Le but du jeu était-il de rendre un mot à mot ? Non, évidemment. Philippe Meyer parle anglais et pouvait très bien vérifier dignify dans le dictionnaire, pour traduire de lui-même par ceci : « Répondre à cette question serait lui faire trop d'honneur. »

Par ailleurs, je suis infichue, moi, de traduire un mot – en l’occurrence dignify – par un autre. Sans quoi, il y a beau temps qu’on m'aurait remplacée par un logiciel de traduction automatique, beaucoup moins exigeant sur le plan alimentaire et beaucoup moins teigneux. Ce que je traduis, ce sont des idées, du sens et un ton, en fonction du locuteur et du public ciblé. Et en plus, là, il s'agissait de jouer ! Pour le divertissement des auditeurs ! Pas de leur livrer une trad aseptisée. Vous pensez bien que j'allais me lâcher.

Me lâcher... Pas tant que ça. J'ai l'impression d'avoir été fidèle à Tommy (Lee Jones) moi, malgré un apparent éloignement de la phrase d’origine. Je ne suis pas assez familière avec lui pour lui demander ce qu'il aurait dit s'il avait parlé français. Mais je peux supposer qu'il aurait peut-être dit quelque chose comme ça. Rien ne me le prouve, bien entendu.

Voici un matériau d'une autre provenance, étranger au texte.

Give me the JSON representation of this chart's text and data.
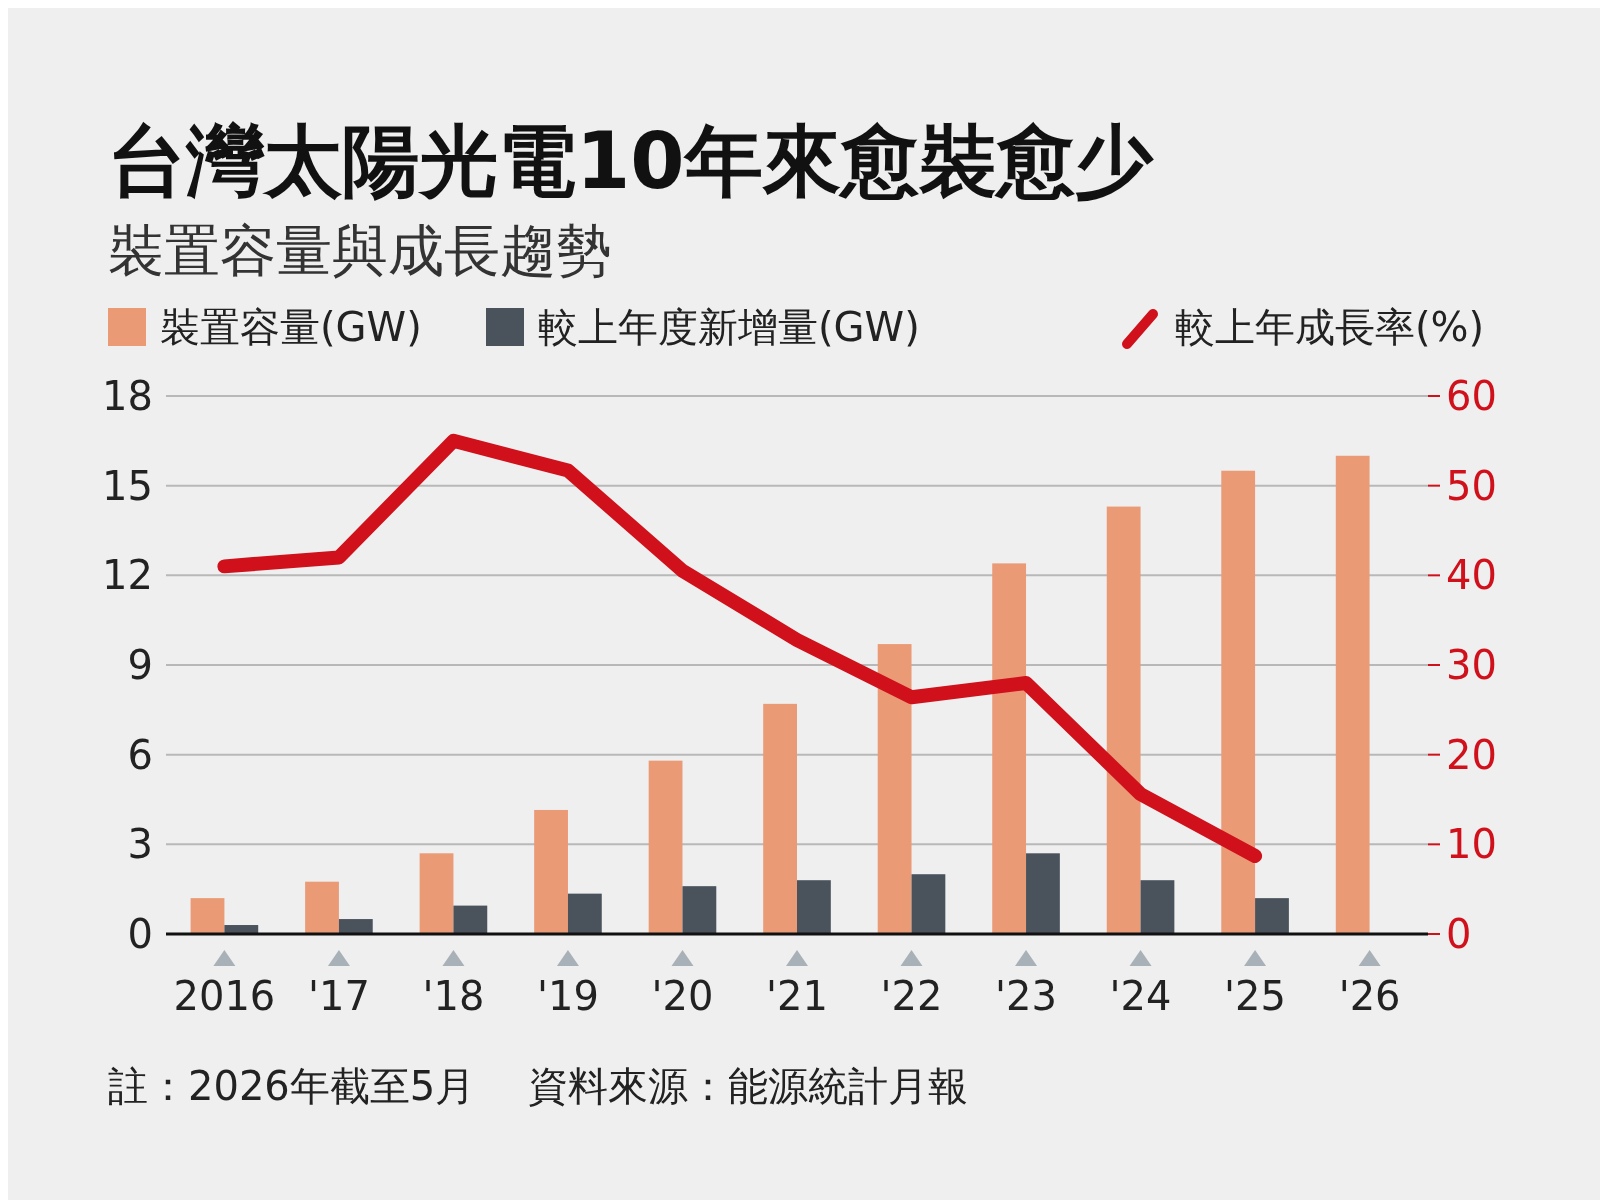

On objectera que ma proposition est fidèle si on veut, car il n'y a pas eu de question suivante, Tommy Lee Jones, most dignified, ayant quitté le plateau.

Enfin, une précision qui me paraît importante. Là, on jouait au traducteur. On se vautrait dans le luxe, car on avait tout le temps de la réflexion et, en plus, le droit de se planter. On n'était pas dans la situation réelle de l'interprète. Lui, il a beau avoir préparé son intervention et être doté de nerfs d'acier, il ne peut envisager toutes les surprises et doit trouver sur-le-champ non pas quelque chose comme ça, mais quelque chose qui colle vraiment. Et que les auditeurs parlant vaguement l'anglais ne pourront qualifier de trahison par rapport à la version originale, qu'ils entendent. Ni, du moins, rater la suite du propos parce qu’ils auront réfléchi à l’adéquation de la traduction. (Le même genre de contraintes qu'en sous-titrage.)

Nos professions respectives se valent, elles ont chacune leurs difficultés et je ne mets pas l'une sur un piédestal par rapport à l'autre, contrairement à certains traducteurs atteints de complexe d’infériorité. Mais elles sont différentes et il convenait de rendre justice et hommage aux cousins.

Ça n'était donc pas seulement pour me vanter que j’ai publié cet article, mais aussi pour saisir une occasion de mieux faire connaître nos métiers aux auditeurs sachant auditer, et qui passeraient dans le coin.

L'occasion aussi de lancer un coup de griffe très indirect à un présentateur télé, qui eut naguère le mauvais goût de faire l'apologie des fansubbers. Je sais, c'est petitement revanchard de ma part.

Merci, Monsieur Meyer, d'avoir une fois de plus mis la traduction pas trop automatique en valeur dans l'une de vos chroniques.

Et merci aux collègues Nelly A.-D.,  Marie-Christine G.-C. et Jeremy O., car sans eux, je n'aurais peut-être pas eu connaissance de la première chronique, pas forcément trouvé l'extrait de l'émission télé et sûrement pas allumé le poste aux aurores pour guetter la seconde chronique et les soluces !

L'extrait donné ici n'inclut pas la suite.